Slide 5 - Diapositive

Prototype
In elke les komen de volgende fasen aan bod:
  1. Individueel lezen en reageren op het verhaal. Leerlingen schrijven tijdens het lezen de vragen op (in dialoog met de tekst) Voor deze klas kies ik ervoor om de tekst voor te lezen. De spanningsboog van deze klas is laag en door het verhaal zelf voor te lezen, kan ik leerlingen makkelijker sturen bij het opschrijven van vragen.
  2. Vragen uitwisselen in kleine groepjes (in dialoog met andere lezers) Deze groepjes zijn door mij gemaakt. Zo kan ik zorgen voor heterogene groepjes > Hierbij houd ik rekening met het niveau van de leerlingen.
  3. Klassikaal uitwisselen van de bevindingen van het verhaal (in dialoog met andere lezers (Janssen, 2009)

Slide 6 - Diapositive

Niveau bepaling

Slide 7 - Diapositive

Resultaten vlogs

Slide 8 - Diapositive

Resultaten vlogs
Maar liefst 12 van de 18 leerlingen geven een argument binnen het verhaal. ‘De les die ik zou leren als ik Rolf zou zijn, is dat je niet blij kunt zijn met de spullen die je niet eerlijk hebt verdiend. Ik zou het kopen zodat ik ervan kan genieten en niet steeds om me heen hoef te kijken.’ 

En 5 van de 18 leerlingen geeft een argument buiten het verhaal. ‘Je moet blij zijn met hoe je eruit ziet. Toen Rolf met zijn nieuwe Nikes aankwam op het feest reageerde niemand op zijn schoenen en toen zijn nieuwe schoenen weer verwisseld waren voor zijn oude schoenen, merkten zijn vrienden het niet eens. Dit had hij natuurlijk wel verwacht, want wanneer ik nieuwe schoenen heb, reageren wel veel mensen.’

Slide 9 - Diapositive

Bevindingen leerlingen

Slide 10 - Diapositive

Conclusie
De meeste leerlingen hebben de beoogde outcome behaald. Hier zijn een aantal verklaringen voor.
  • Door in les 1 te modelen hoe je tot een ‘echte’ lezersvraag komt, heeft ertoe geleid dat leerlingen tot een goede interpretatie en beoordeling kwamen. 
  • het uitvoerig bespreken van de vragen in les 2 heeft tot dit mooie resultaat geleid, want in les 2 werden de vragen die de leerlingen op hadden geschreven uitvoerig geanalyseerd.
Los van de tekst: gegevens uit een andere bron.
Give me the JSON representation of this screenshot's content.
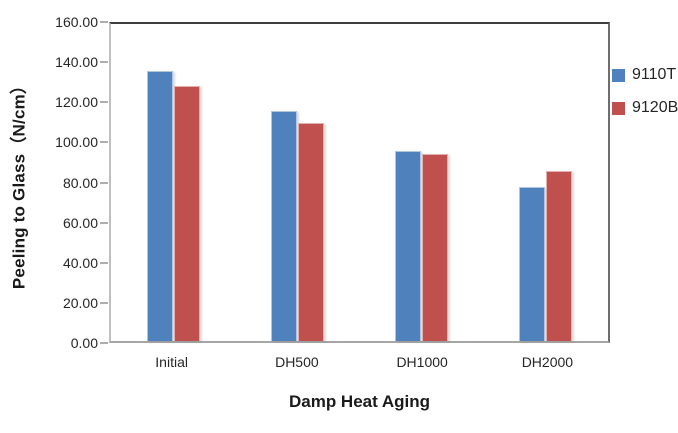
{
  "chart_data": {
    "type": "bar",
    "title": "",
    "categories": [
      "Initial",
      "DH500",
      "DH1000",
      "DH2000"
    ],
    "series": [
      {
        "name": "9110T",
        "color": "#4F81BD",
        "values": [
          136.5,
          116.0,
          96.0,
          77.5
        ]
      },
      {
        "name": "9120B",
        "color": "#C0504D",
        "values": [
          128.5,
          110.0,
          94.5,
          86.0
        ]
      }
    ],
    "xlabel": "Damp Heat Aging",
    "ylabel": "Peeling to Glass（N/cm）",
    "ylim": [
      0,
      160
    ],
    "y_tick_step": 20,
    "y_ticks": [
      "0.00",
      "20.00",
      "40.00",
      "60.00",
      "80.00",
      "100.00",
      "120.00",
      "140.00",
      "160.00"
    ],
    "grid": false,
    "legend_position": "top-right-inside",
    "colors": {
      "plot_border_top": "#3f3f3f",
      "plot_border_right": "#6e6e6e",
      "axis_left": "#bfbfbf",
      "axis_bottom": "#a6a6a6",
      "text": "#262626"
    }
  }
}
Aan de klas werd gevraagd of het een ‘echte’ lezersvraag was of niet en moesten leerlingen uitleggen waarom zij die vraag wel of niet goed vonden. Dit is uit de exit tickets op te maken. ‘Ik vond het fijn dat u steeds stopte, zodat we vragen op konden schrijven. Ik vond het ook fijn dat we steeds van elkaar te horen kregen welke vragen we hadden. Hierdoor begreep ik steeds meer wat een goede vraag was.'

Slide 11 - Diapositive

Conclusie
De goede tekstkeuze heeft hier zeker ook positief aan bijgedragen. Leerlingen vonden dit leuke teksten. Dit komt ten goede aan het leesplezier, want ‘Wanneer er in lessen uitdagende en interessante teksten worden gebruikt die aansluiten bij de belevingswereld en het leesniveau van de leerlingen zullen zij plezier hebben in het lezen en zullen dan een aangename leeservaringen opdoen.’ (Kamp, I., en De Jong-Slagman, J., 2021, p.199). Dit is ook zeker terug te zien in de lessen en de exit tickets. De helft van de klas geeft aan de lessen leuk te vinden. ‘Ik vond het een spannend verhaal, omdat je telkens niet wist wat er daarna gebeurde en hoe het ging gebeuren en dat maakte het boek leuk en spannend.’

Slide 12 - Diapositive

Wat was voor jou een eye-opener?

Slide 13 - Question ouverte

Welke aspecten van de bevindingen kan je in je eigen onderwijspraktijk inzetten?

Slide 14 - Question ouverte

Welke inzichten zijn voor jou minder bruikbaar en waarom?